Sunday, July 26, 2009

The thing that I've been remembering these past couple of months is when I was a child the world seemed to have such an immense possibility of joy.  That joy and excitement experienced over the smallest things, like an ice cream cone (aka fat boys heroine) or the immense adrenalin rush experienced when Christmas was only a few hours a way. Those feelings just can't seem to be replicated as an adult. Not that I would every want to go back. 

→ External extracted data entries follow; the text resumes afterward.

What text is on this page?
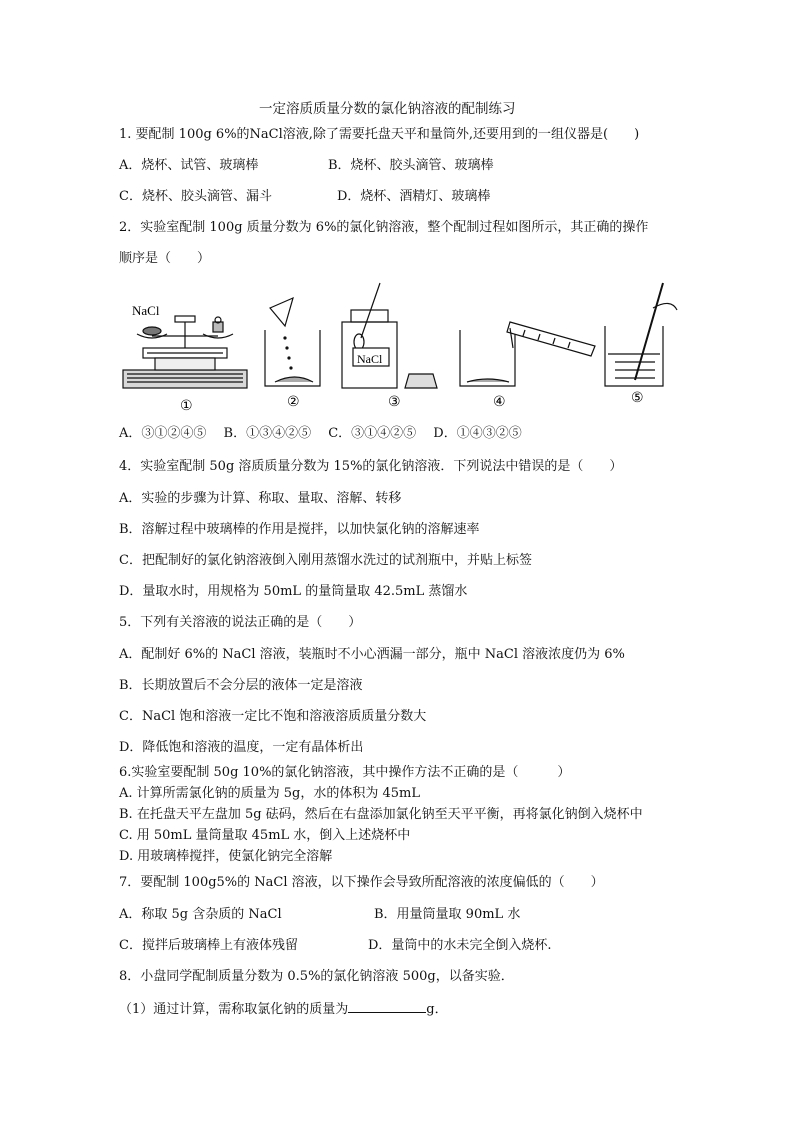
一定溶质质量分数的氯化钠溶液的配制练习
1. 要配制 100g 6%的NaCl溶液,除了需要托盘天平和量筒外,还要用到的一组仪器是(　　)
A．烧杯、试管、玻璃棒	B．烧杯、胶头滴管、玻璃棒
C．烧杯、胶头滴管、漏斗	D．烧杯、酒精灯、玻璃棒
2．实验室配制 100g 质量分数为 6%的氯化钠溶液，整个配制过程如图所示，其正确的操作
顺序是（　　）
NaCl
NaCl
①	②	③	④	⑤
A．③①②④⑤　 B．①③④②⑤　 C．③①④②⑤　 D．①④③②⑤
4．实验室配制 50g 溶质质量分数为 15%的氯化钠溶液．下列说法中错误的是（　　）
A．实验的步骤为计算、称取、量取、溶解、转移
B．溶解过程中玻璃棒的作用是搅拌，以加快氯化钠的溶解速率
C．把配制好的氯化钠溶液倒入刚用蒸馏水洗过的试剂瓶中，并贴上标签
D．量取水时，用规格为 50mL 的量筒量取 42.5mL 蒸馏水
5．下列有关溶液的说法正确的是（　　）
A．配制好 6%的 NaCl 溶液，装瓶时不小心洒漏一部分，瓶中 NaCl 溶液浓度仍为 6%
B．长期放置后不会分层的液体一定是溶液
C．NaCl 饱和溶液一定比不饱和溶液溶质质量分数大
D．降低饱和溶液的温度，一定有晶体析出
6.实验室要配制 50g 10%的氯化钠溶液，其中操作方法不正确的是（　　　）
A. 计算所需氯化钠的质量为 5g，水的体积为 45mL
B. 在托盘天平左盘加 5g 砝码，然后在右盘添加氯化钠至天平平衡，再将氯化钠倒入烧杯中
C. 用 50mL 量筒量取 45mL 水，倒入上述烧杯中
D. 用玻璃棒搅拌，使氯化钠完全溶解
7．要配制 100g5%的 NaCl 溶液，以下操作会导致所配溶液的浓度偏低的（　　）
A．称取 5g 含杂质的 NaCl	B．用量筒量取 90mL 水
C．搅拌后玻璃棒上有液体残留	D．量筒中的水未完全倒入烧杯.
8．小盘同学配制质量分数为 0.5%的氯化钠溶液 500g，以备实验．
（1）通过计算，需称取氯化钠的质量为	g．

Being a chubby boy, who was gay and wasn't able to comprehend that yet, living in a small town where hunting, fishing and off roading were past times for the average boy. A time when I'd rather play with dolls than trucks and road hockey was a punishment paid for wanting to actually hang out with friends. Yes, I'm very happy childhood is behind me now. However I'd still love to have that ability to feel that kind of pure happiness again.
Maybe it is 37 years of taking the hits of life on the chin that beats that out of you. The ever growing cynicism and the wilting optimism. Don't get me wrong, I have a fantastic life, with a loving husband, two wonderful dogs and amazing friends, but I just would like to feel that sense of awe and wonder again. 
Hmm... something to ponder... how to rev up your happiness meter when you are getting close to 40. I've tried wine and shopping therapy, which can both make me pretty dam happy, but there must be something I'm missing. Not giving up though, will need to think more about this. Maybe I'm just heading to an early mid-life crisis. Oh joy!